Without further preamble or explanation, because I’m no longer interested in being polite, here are my demands for 2011:

1. I would like to be able to touch my toes. If you’ve been speaking to Jesus, you already know that in 2010 I took up yoga because of my bum shoulder (and you’ll know about the shoulder if you’ve been speaking to my doctor or anyone who has come within a hundred yards of me in the last year). Yoga is great and I’ve been putting in serious time and effort. The thing is though, 2011, I haven’t been getting all the results I want. Sure, the pain is gone from my shoulder and I feel better than I have in years. But if I’m going to put in an hour or two a day of yoga, shouldn’t I be able to touch my toes? Well, shouldn’t I? It’s not too much to ask, is it?? I don’t think so. I’m willing to be humble about all the other stuff I can’t do (like full wheel back bends or that one where you kneel on your own elbows, etc.) but in almost every class I attend I am the only one who can’t touch her toes. Not that I’m comparing. So please, 2011, have a word with my hamstrings and lower back and let’s get this taken care of. Namaste.

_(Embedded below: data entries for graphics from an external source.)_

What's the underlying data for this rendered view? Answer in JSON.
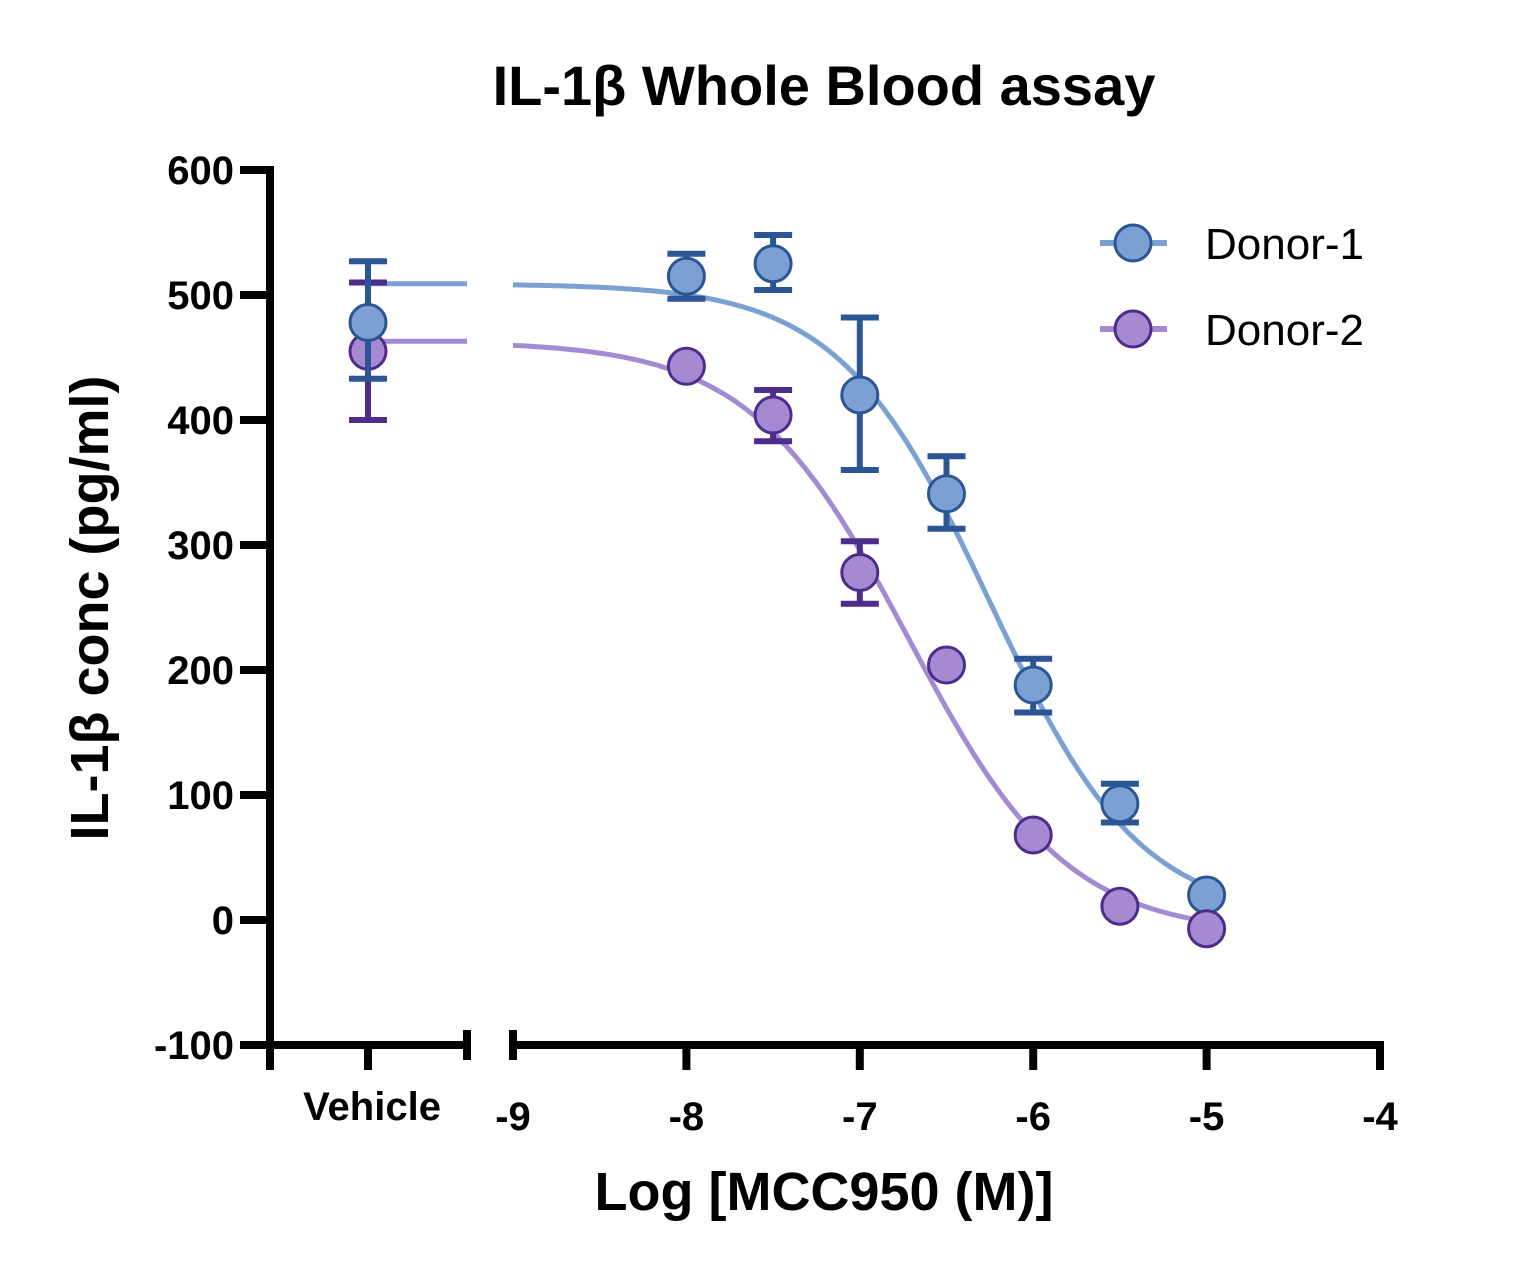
{
  "chart_data": {
    "type": "scatter",
    "title": "IL-1β Whole Blood assay",
    "xlabel": "Log [MCC950 (M)]",
    "ylabel": "IL-1β conc (pg/ml)",
    "xlim": [
      -9,
      -4
    ],
    "ylim": [
      -100,
      600
    ],
    "x_ticks": [
      -9,
      -8,
      -7,
      -6,
      -5,
      -4
    ],
    "x_tick_labels": [
      "-9",
      "-8",
      "-7",
      "-6",
      "-5",
      "-4"
    ],
    "y_ticks": [
      -100,
      0,
      100,
      200,
      300,
      400,
      500,
      600
    ],
    "y_tick_labels": [
      "-100",
      "0",
      "100",
      "200",
      "300",
      "400",
      "500",
      "600"
    ],
    "vehicle_label": "Vehicle",
    "grid": false,
    "legend_position": "top-right",
    "series": [
      {
        "name": "Donor-1",
        "fill": "#7ba1d3",
        "stroke": "#2b5595",
        "line_color": "#7ba1d3",
        "vehicle": {
          "y": 478,
          "err_low": 433,
          "err_high": 527
        },
        "x": [
          -8,
          -7.5,
          -7,
          -6.5,
          -6,
          -5.5,
          -5
        ],
        "y": [
          515,
          525,
          420,
          341,
          188,
          93,
          20
        ],
        "err_low": [
          497,
          504,
          360,
          313,
          166,
          78,
          null
        ],
        "err_high": [
          533,
          548,
          482,
          371,
          209,
          109,
          null
        ],
        "fit": {
          "top": 509,
          "bottom": 0,
          "log_ic50": -6.25,
          "hill": 1.0
        }
      },
      {
        "name": "Donor-2",
        "fill": "#a58ad2",
        "stroke": "#4e2c8c",
        "line_color": "#a58ad2",
        "vehicle": {
          "y": 455,
          "err_low": 400,
          "err_high": 510
        },
        "x": [
          -8,
          -7.5,
          -7,
          -6.5,
          -6,
          -5.5,
          -5
        ],
        "y": [
          443,
          404,
          278,
          204,
          68,
          11,
          -7
        ],
        "err_low": [
          null,
          383,
          253,
          null,
          null,
          null,
          null
        ],
        "err_high": [
          null,
          424,
          303,
          null,
          null,
          null,
          null
        ],
        "fit": {
          "top": 463,
          "bottom": -12,
          "log_ic50": -6.72,
          "hill": 0.95
        }
      }
    ]
  }
}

2. Make my new book very commercially and critically successful. I took the time to write it and rewrite it many times and I can honestly say that I gave it my all. I will promote it to the best of my ability. All you need to do is force everyone who can read, even a little bit, to buy a copy for themselves and another for a friend, kind of like what 2005, 2006, 2007, 2008 etc. did with Twilight. My book is called The Woefield Poultry Collective in Canada and Home to Woefield in the U.S. Write those names down, 2011, just in case you get forgetful about my book sales like some other years I won’t mention.  Also, remember to contact the high powered TV people. A long-lived TV series spin-off is definitely in order, because I’d really like one.

3. Make the book I’m working on right now really good and easy to write and edit. Then have a word with 2012 about marketing and so forth, based on what you learned while making Woefield a juggernaut.

4. I’d like to lose some weight (10 lbs would be fine) but in no way modify my eating habits. Also, I’d prefer not to get food poisoning this year.

5. Don’t be shy about sending money my way. Some can come from book sales and work, but don’t be afraid to leave quantities of $50 bills where I can find them.

6. I’m somewhat interested in becoming a famous quilter, but find quilting a bit tedious and time-consuming. What I propose is that you send along a taste-maker of some kind, maybe Wintour or someone like that, have her buy my first quilt for, say, $75,000. Then get her to tell people like Gwyneth about it and then get Gwyneth to write me up in GOOP as the amazing new quilter so I can determine whether it’s fun to be a celebrity quilter. Please make sure the weight loss has happened before the GOOP team comes to take my photo.

7. If I decide to get chickens, please make them not a hassle. They should also lay a lot of eggs.

8. I’d like the garden to be productive and not much work.

9. It would be fine if I was very inspiring to my students and was voted the best teacher they ever had. They are also welcome to dedicate future publications, including bylines in newspapers, to me. If they would like to bring me delicious snacks, but only when I’m hungry and it’s not awkward to turn the snacks down, that would be fine also. Please, nothing with mayonnaise or green dye.

10. Health and happiness to everyone I know or ever might know, as well as peace on earth and an end to environmental destruction and urban sprawl are also on the list.

As you can see, 2011, there is a lot to do and no time to waste!

I look forward to working with you and if I have further items to add to my list, I’ll send them along when I feel like it.